Tomorrow, WABA Board Member Jim Titus will join with other Maryland cyclists, pedestrians, and advocates testifying in support of HB 363, which would fill a gap in Maryland’s criminal law that currently operates to allow drivers who kill cyclists to receive little or no punishment. In short, the bill creates a misdemeanor for causing the death of another while operating a vehicle in a criminally negligent manner.

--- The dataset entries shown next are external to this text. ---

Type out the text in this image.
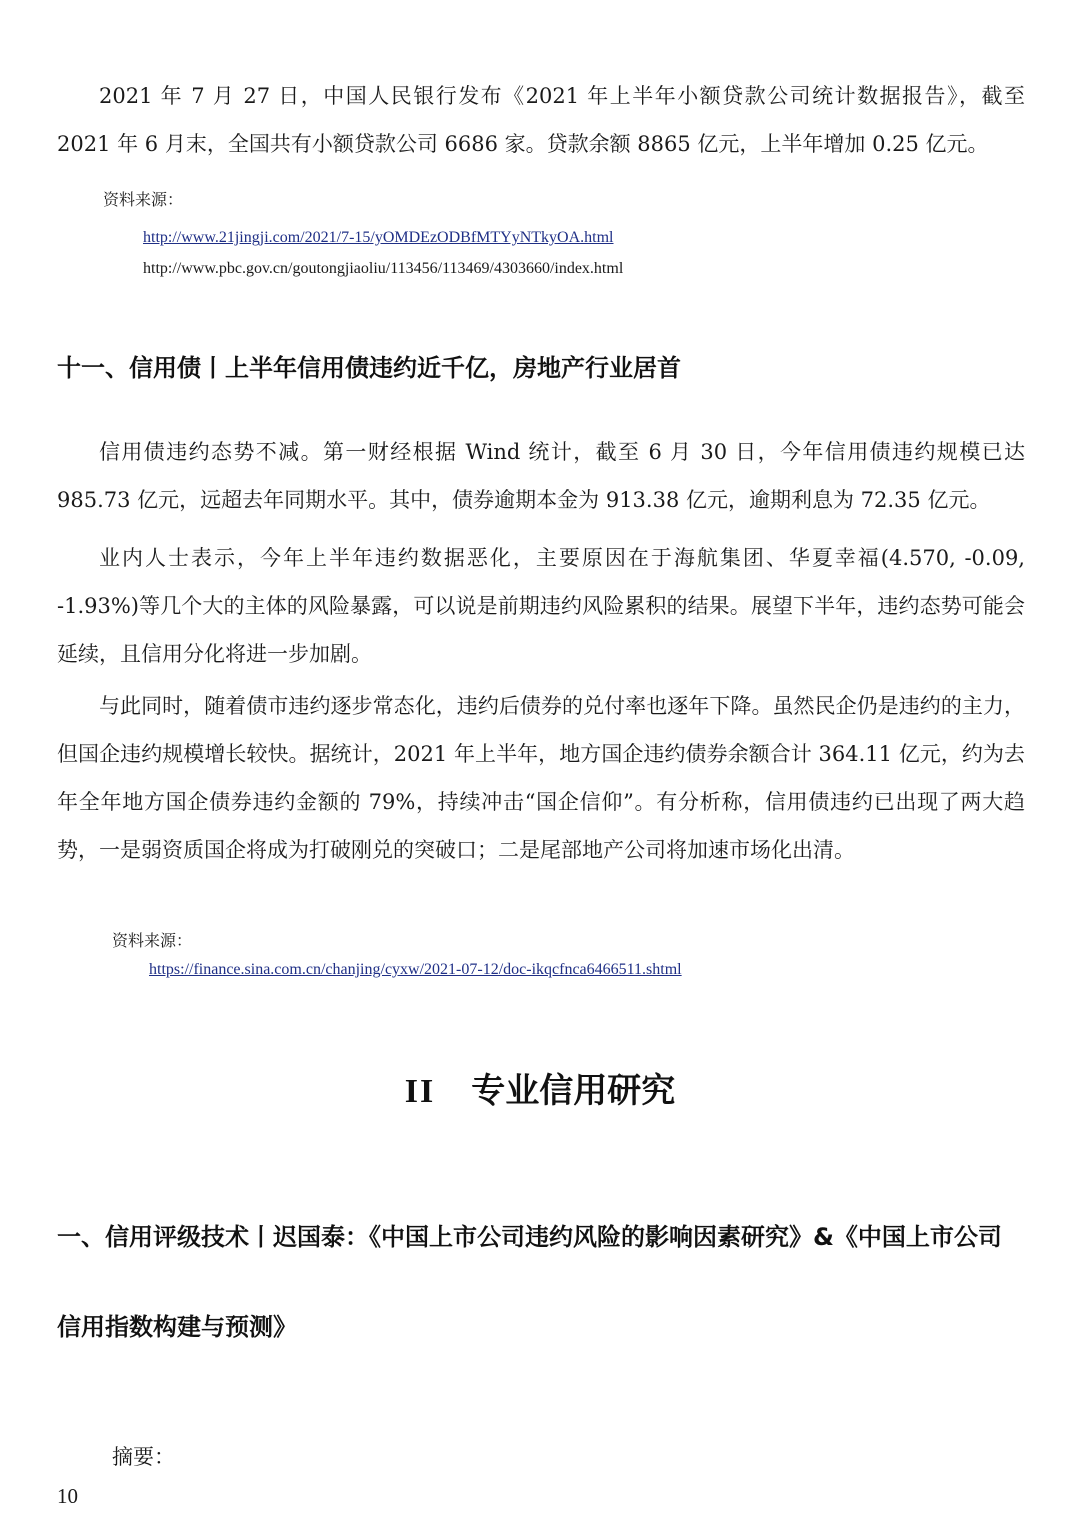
2021 年 7 月 27 日，中国人民银行发布《2021 年上半年小额贷款公司统计数据报告》，截至 2021 年 6 月末，全国共有小额贷款公司 6686 家。贷款余额 8865 亿元，上半年增加 0.25 亿元。

资料来源：

http://www.21jingji.com/2021/7-15/yOMDEzODBfMTYyNTkyOA.html
http://www.pbc.gov.cn/goutongjiaoliu/113456/113469/4303660/index.html
十一、信用债丨上半年信用债违约近千亿，房地产行业居首

信用债违约态势不减。第一财经根据 Wind 统计，截至 6 月 30 日，今年信用债违约规模已达 985.73 亿元，远超去年同期水平。其中，债券逾期本金为 913.38 亿元，逾期利息为 72.35 亿元。

业内人士表示，今年上半年违约数据恶化，主要原因在于海航集团、华夏幸福(4.570, -0.09, -1.93%)等几个大的主体的风险暴露，可以说是前期违约风险累积的结果。展望下半年，违约态势可能会延续，且信用分化将进一步加剧。

与此同时，随着债市违约逐步常态化，违约后债券的兑付率也逐年下降。虽然民企仍是违约的主力，但国企违约规模增长较快。据统计，2021 年上半年，地方国企违约债券余额合计 364.11 亿元，约为去年全年地方国企债券违约金额的 79%，持续冲击“国企信仰”。有分析称，信用债违约已出现了两大趋势，一是弱资质国企将成为打破刚兑的突破口；二是尾部地产公司将加速市场化出清。

资料来源：

https://finance.sina.com.cn/chanjing/cyxw/2021-07-12/doc-ikqcfnca6466511.shtml
II 专业信用研究
一、信用评级技术丨迟国泰：《中国上市公司违约风险的影响因素研究》&《中国上市公司信用指数构建与预测》

摘要：

10
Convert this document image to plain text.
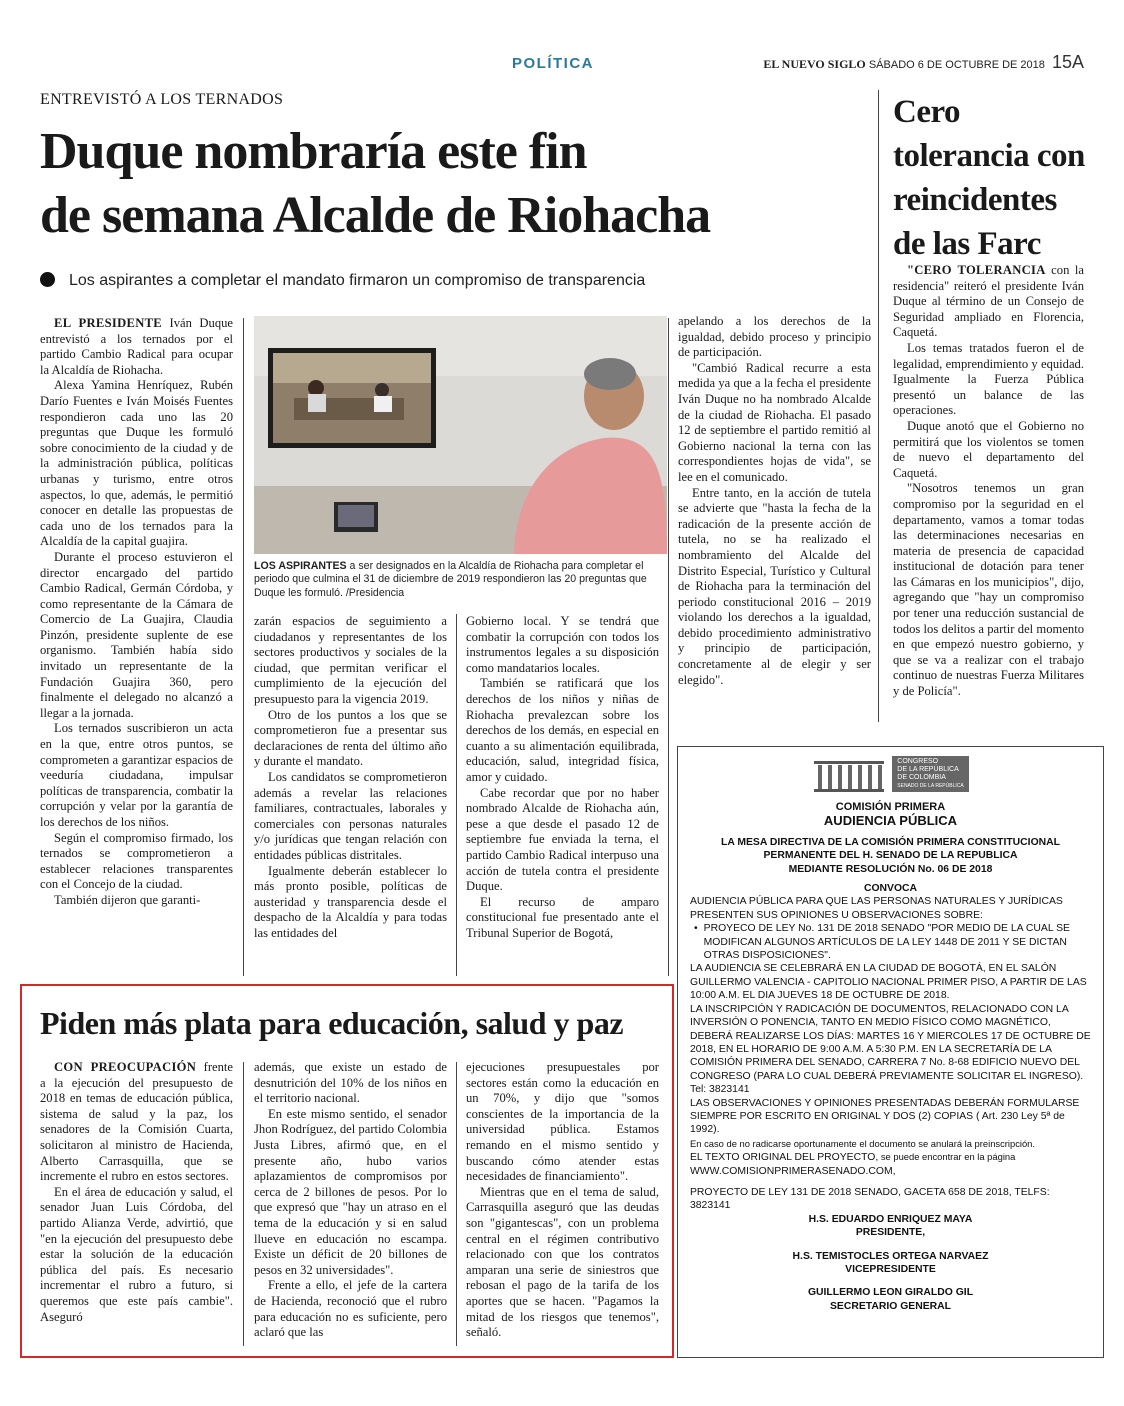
POLÍTICA	EL NUEVO SIGLO SÁBADO 6 DE OCTUBRE DE 2018 15A
ENTREVISTÓ A LOS TERNADOS
Duque nombraría este fin
de semana Alcalde de Riohacha
Los aspirantes a completar el mandato firmaron un compromiso de transparencia

EL PRESIDENTE Iván Duque entrevistó a los ternados por el partido Cambio Radical para ocupar la Alcaldía de Riohacha.

Alexa Yamina Henríquez, Rubén Darío Fuentes e Iván Moisés Fuentes respondieron cada uno las 20 preguntas que Duque les formuló sobre conocimiento de la ciudad y de la administración pública, políticas urbanas y turismo, entre otros aspectos, lo que, además, le permitió conocer en detalle las propuestas de cada uno de los ternados para la Alcaldía de la capital guajira.

Durante el proceso estuvieron el director encargado del partido Cambio Radical, Germán Córdoba, y como representante de la Cámara de Comercio de La Guajira, Claudia Pinzón, presidente suplente de ese organismo. También había sido invitado un representante de la Fundación Guajira 360, pero finalmente el delegado no alcanzó a llegar a la jornada.

Los ternados suscribieron un acta en la que, entre otros puntos, se comprometen a garantizar espacios de veeduría ciudadana, impulsar políticas de transparencia, combatir la corrupción y velar por la garantía de los derechos de los niños.

Según el compromiso firmado, los ternados se comprometieron a establecer relaciones transparentes con el Concejo de la ciudad.

También dijeron que garanti-

LOS ASPIRANTES a ser designados en la Alcaldía de Riohacha para completar el periodo que culmina el 31 de diciembre de 2019 respondieron las 20 preguntas que Duque les formuló. /Presidencia

zarán espacios de seguimiento a ciudadanos y representantes de los sectores productivos y sociales de la ciudad, que permitan verificar el cumplimiento de la ejecución del presupuesto para la vigencia 2019.

Otro de los puntos a los que se comprometieron fue a presentar sus declaraciones de renta del último año y durante el mandato.

Los candidatos se comprometieron además a revelar las relaciones familiares, contractuales, laborales y comerciales con personas naturales y/o jurídicas que tengan relación con entidades públicas distritales.

Igualmente deberán establecer lo más pronto posible, políticas de austeridad y transparencia desde el despacho de la Alcaldía y para todas las entidades del

Gobierno local. Y se tendrá que combatir la corrupción con todos los instrumentos legales a su disposición como mandatarios locales.

También se ratificará que los derechos de los niños y niñas de Riohacha prevalezcan sobre los derechos de los demás, en especial en cuanto a su alimentación equilibrada, educación, salud, integridad física, amor y cuidado.

Cabe recordar que por no haber nombrado Alcalde de Riohacha aún, pese a que desde el pasado 12 de septiembre fue enviada la terna, el partido Cambio Radical interpuso una acción de tutela contra el presidente Duque.

El recurso de amparo constitucional fue presentado ante el Tribunal Superior de Bogotá,

apelando a los derechos de la igualdad, debido proceso y principio de participación.

"Cambió Radical recurre a esta medida ya que a la fecha el presidente Iván Duque no ha nombrado Alcalde de la ciudad de Riohacha. El pasado 12 de septiembre el partido remitió al Gobierno nacional la terna con las correspondientes hojas de vida", se lee en el comunicado.

Entre tanto, en la acción de tutela se advierte que "hasta la fecha de la radicación de la presente acción de tutela, no se ha realizado el nombramiento del Alcalde del Distrito Especial, Turístico y Cultural de Riohacha para la terminación del periodo constitucional 2016 – 2019 violando los derechos a la igualdad, debido procedimiento administrativo y principio de participación, concretamente al de elegir y ser elegido".

Cero
tolerancia con
reincidentes
de las Farc

"CERO TOLERANCIA con la residencia" reiteró el presidente Iván Duque al término de un Consejo de Seguridad ampliado en Florencia, Caquetá.

Los temas tratados fueron el de legalidad, emprendimiento y equidad. Igualmente la Fuerza Pública presentó un balance de las operaciones.

Duque anotó que el Gobierno no permitirá que los violentos se tomen de nuevo el departamento del Caquetá.

"Nosotros tenemos un gran compromiso por la seguridad en el departamento, vamos a tomar todas las determinaciones necesarias en materia de presencia de capacidad institucional de dotación para tener las Cámaras en los municipios", dijo, agregando que "hay un compromiso por tener una reducción sustancial de todos los delitos a partir del momento en que empezó nuestro gobierno, y que se va a realizar con el trabajo continuo de nuestras Fuerza Militares y de Policía".

Piden más plata para educación, salud y paz

CON PREOCUPACIÓN frente a la ejecución del presupuesto de 2018 en temas de educación pública, sistema de salud y la paz, los senadores de la Comisión Cuarta, solicitaron al ministro de Hacienda, Alberto Carrasquilla, que se incremente el rubro en estos sectores.

En el área de educación y salud, el senador Juan Luis Córdoba, del partido Alianza Verde, advirtió, que "en la ejecución del presupuesto debe estar la solución de la educación pública del país. Es necesario incrementar el rubro a futuro, si queremos que este país cambie". Aseguró

además, que existe un estado de desnutrición del 10% de los niños en el territorio nacional.

En este mismo sentido, el senador Jhon Rodríguez, del partido Colombia Justa Libres, afirmó que, en el presente año, hubo varios aplazamientos de compromisos por cerca de 2 billones de pesos. Por lo que expresó que "hay un atraso en el tema de la educación y si en salud llueve en educación no escampa. Existe un déficit de 20 billones de pesos en 32 universidades".

Frente a ello, el jefe de la cartera de Hacienda, reconoció que el rubro para educación no es suficiente, pero aclaró que las

ejecuciones presupuestales por sectores están como la educación en un 70%, y dijo que "somos conscientes de la importancia de la universidad pública. Estamos remando en el mismo sentido y buscando cómo atender estas necesidades de financiamiento".

Mientras que en el tema de salud, Carrasquilla aseguró que las deudas son "gigantescas", con un problema central en el régimen contributivo relacionado con que los contratos amparan una serie de siniestros que rebosan el pago de la tarifa de los aportes que se hacen. "Pagamos la mitad de los riesgos que tenemos", señaló.

CONGRESO
DE LA REPÚBLICA
DE COLOMBIA
SENADO DE LA REPÚBLICA
COMISIÓN PRIMERA
AUDIENCIA PÚBLICA
LA MESA DIRECTIVA DE LA COMISIÓN PRIMERA CONSTITUCIONAL
PERMANENTE DEL H. SENADO DE LA REPUBLICA
MEDIANTE RESOLUCIÓN No. 06 DE 2018
CONVOCA
AUDIENCIA PÚBLICA PARA QUE LAS PERSONAS NATURALES Y JURÍDICAS PRESENTEN SUS OPINIONES U OBSERVACIONES SOBRE:
• PROYECO DE LEY No. 131 DE 2018 SENADO "POR MEDIO DE LA CUAL SE MODIFICAN ALGUNOS ARTÍCULOS DE LA LEY 1448 DE 2011 Y SE DICTAN OTRAS DISPOSICIONES".
LA AUDIENCIA SE CELEBRARÁ EN LA CIUDAD DE BOGOTÁ, EN EL SALÓN GUILLERMO VALENCIA - CAPITOLIO NACIONAL PRIMER PISO, A PARTIR DE LAS 10:00 A.M. EL DIA JUEVES 18 DE OCTUBRE DE 2018.
LA INSCRIPCIÓN Y RADICACIÓN DE DOCUMENTOS, RELACIONADO CON LA INVERSIÓN O PONENCIA, TANTO EN MEDIO FÍSICO COMO MAGNÉTICO, DEBERÁ REALIZARSE LOS DÍAS: MARTES 16 Y MIERCOLES 17 DE OCTUBRE DE 2018, EN EL HORARIO DE 9:00 A.M. A 5:30 P.M. EN LA SECRETARÍA DE LA COMISIÓN PRIMERA DEL SENADO, CARRERA 7 No. 8-68 EDIFICIO NUEVO DEL CONGRESO (PARA LO CUAL DEBERÁ PREVIAMENTE SOLICITAR EL INGRESO). Tel: 3823141
LAS OBSERVACIONES Y OPINIONES PRESENTADAS DEBERÁN FORMULARSE SIEMPRE POR ESCRITO EN ORIGINAL Y DOS (2) COPIAS ( Art. 230 Ley 5ª de 1992).
En caso de no radicarse oportunamente el documento se anulará la preinscripción.
EL TEXTO ORIGINAL DEL PROYECTO, se puede encontrar en la página
WWW.COMISIONPRIMERASENADO.COM,
PROYECTO DE LEY 131 DE 2018 SENADO, GACETA 658 DE 2018, TELFS: 3823141
H.S. EDUARDO ENRIQUEZ MAYA
PRESIDENTE,
H.S. TEMISTOCLES ORTEGA NARVAEZ
VICEPRESIDENTE
GUILLERMO LEON GIRALDO GIL
SECRETARIO GENERAL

From the WABA Press Release:
Bicycle Crash Victim’s Mother and Washington Area Bicyclist Association Join to Seek Safer Roadways, Stronger Laws Protecting Cyclists
The Washington Area Bicyclist Association (WABA) and Kenniss Henry, mother of fatally struck cyclist and former Senate candidate Natasha Pettigrew, will join to erect a “ghost bike” memorial near the intersection of Route 202 and Campus Way in Prince George’s County, Maryland. A ghost bike is an internationally recognized, somber memorial intended to mark the place in which a cyclist lost her life and to serve as a reminder to all roadway users of the need for attentiveness and due care.
WABA and Ms. Henry join in calling for improvements to both the laws and the roadway infrastructure in the state of Maryland, and in Prince George’s County in particular, that often fail to accommodate equally the needs of bicyclists as rightful roadway users. “Prince George’s County is many years behind its neighbors in the region in developing a comprehensive approach to bicycle planning,” states WABA Executive Director Shane Farthing, “and the result is a county that tops the state in roadway fatalities. We hope that this tragic death—combined with the many others that have occurred on its roadways— finally will convince the County to dedicate resources to a bicycle and pedestrian coordinator with a mandate to improve safety for vulnerable roadway users.”
WABA would like to remind cyclists to ride safely, ensure their visibility and predictability, and to follow all applicable laws, as well as to remind motorists of their responsibility to watch for cyclists, who have a legal right to share the road. “Operating a motor vehicle is the most dangerous activity most people will undertake in a given day,” says Farthing, “and drivers must recognize that danger and give due attention to their actions and surroundings. And the law must be amended to create consequences that force drivers to give due care to other roadway users, whether motorist, cyclist, or pedestrian.”
Members of the press and the public are invited to attend the ghost bike placement ceremony, scheduled for 10:30am, Friday, October 1 near the intersection of Route 202 and Campus Way in Prince George’s County.